As finance ministers and heads of state from across Europe continue to meet in tense rooms across the continent, all hoping to find some way to bring back Greece from the brink and save the Euro and possibly the community as it exits today, the drama of it all remains quite distant to too many. So what if Greece crumbles and reverts back to the drachma? What does it really matter if the Greek government place more importance on their own electoral future than actually instituting the reforms necessary to guarantee the funds needed to keep the country afloat? Why should I care if the EU sees fit to let one of their own drift away? In a word, contagion.
With an economy that is dwarfed in size with its EU neighbors and a level of individual debt that is unlikely to cause too much worry among its many creditors, Greece could probably collapse without much effect were it to exist in a vacuum. But it doesn’t. For Americans, this would individually mean a likely loss of the $6.2 billion US banks currently have on the books from Greece. Hardly an amount to dismiss but compared with the rest of Europe, its likely manageable. However, should the country be allowed to fail, a few things would likely happen, not least a significant loss of confidence in the stability of the Euro and really the European Union project. If they would allow Greece to fail in the face of the first real stress test of the new economy, who would be next? Would all eyes turn to the next in line? Would that loss of confidence spur sell-offs and quick exits from economies already struggling to put their affairs back in order? Spain is already reeling from daunting unemployment rates (nearly 23 percent) and the dismal news that their economy shrank 0.3 percent in the last quarter of 2011, so what would happen if the country’s remaining strength was sapped as investors far and wide ran for the exits? And Ireland? Or Portugal?
For now, many are looking to Italy for the effects of contagion, not least because Italy’s standing as the world’s 7th largest economy and one of the EU’s most important makes it all the more frightening to imagine it moving into a position where borrowing becomes a crippling handicap. Its already moved into that territory more times than anyone is comfortable, giving the world a glimpse of what a regional slowdown or collapse would look like.
So, what would it mean for those outside of the community? For Americans at least, it would mean the kind of stress on US lending institutions that the country’s slow recovery would not prefer to see. If Greece defaults, it may only mean $6.2 billion but looking down the road, there is Italy with its $34.8 billion, Spain with $49.6 billion, Ireland with $39.8 billion and just for the cherry on top, Portugal with its $3.9 billion. Sure, this is a doomsday scenario but taken together, the effect could be lightening fast and disastrous.
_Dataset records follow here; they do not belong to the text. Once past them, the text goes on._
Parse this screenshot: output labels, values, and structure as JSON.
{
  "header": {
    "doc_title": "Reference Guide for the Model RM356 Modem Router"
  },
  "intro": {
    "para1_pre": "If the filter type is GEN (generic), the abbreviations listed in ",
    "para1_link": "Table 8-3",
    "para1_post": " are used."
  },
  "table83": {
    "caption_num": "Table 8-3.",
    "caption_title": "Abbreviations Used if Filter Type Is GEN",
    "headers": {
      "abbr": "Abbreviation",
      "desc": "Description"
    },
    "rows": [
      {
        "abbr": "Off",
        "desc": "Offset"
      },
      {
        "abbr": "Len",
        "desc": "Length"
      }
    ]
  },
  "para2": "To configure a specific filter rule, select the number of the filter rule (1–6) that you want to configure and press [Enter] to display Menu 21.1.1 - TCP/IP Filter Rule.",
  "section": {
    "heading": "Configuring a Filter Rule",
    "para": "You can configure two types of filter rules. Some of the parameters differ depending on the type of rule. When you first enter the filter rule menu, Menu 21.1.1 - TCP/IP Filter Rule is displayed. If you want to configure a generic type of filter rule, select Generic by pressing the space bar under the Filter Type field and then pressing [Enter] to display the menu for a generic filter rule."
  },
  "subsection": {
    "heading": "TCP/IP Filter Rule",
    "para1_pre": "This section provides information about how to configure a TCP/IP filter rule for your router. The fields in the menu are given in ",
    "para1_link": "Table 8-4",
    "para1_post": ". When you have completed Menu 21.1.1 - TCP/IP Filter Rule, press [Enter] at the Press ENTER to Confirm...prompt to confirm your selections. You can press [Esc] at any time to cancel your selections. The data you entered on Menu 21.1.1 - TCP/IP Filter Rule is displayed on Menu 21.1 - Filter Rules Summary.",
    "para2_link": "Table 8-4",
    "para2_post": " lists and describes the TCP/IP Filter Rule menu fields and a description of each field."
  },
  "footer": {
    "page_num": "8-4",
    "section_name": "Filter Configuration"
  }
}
Short of creating the kind of fire walls German seems to be having so much difficulty in putting into action, the contagion could be quick and deadly, putting the brakes on any US recovery.
The symptoms are widespread and difficult to address, especially with government officials from Athens to Berlin unwilling to budge in either direction, but ultimately the consequences will be for us all. I’d like to think I can hit on all the relevant points about why this all matters beyond Europe but I would like to point to a far more useful and informative resource; the recent edition of This American Life which sidestepped the pleasant story telling last week and turned the whole hour over the Planet Money team to provide a superb rundown of how it all began and how it could end.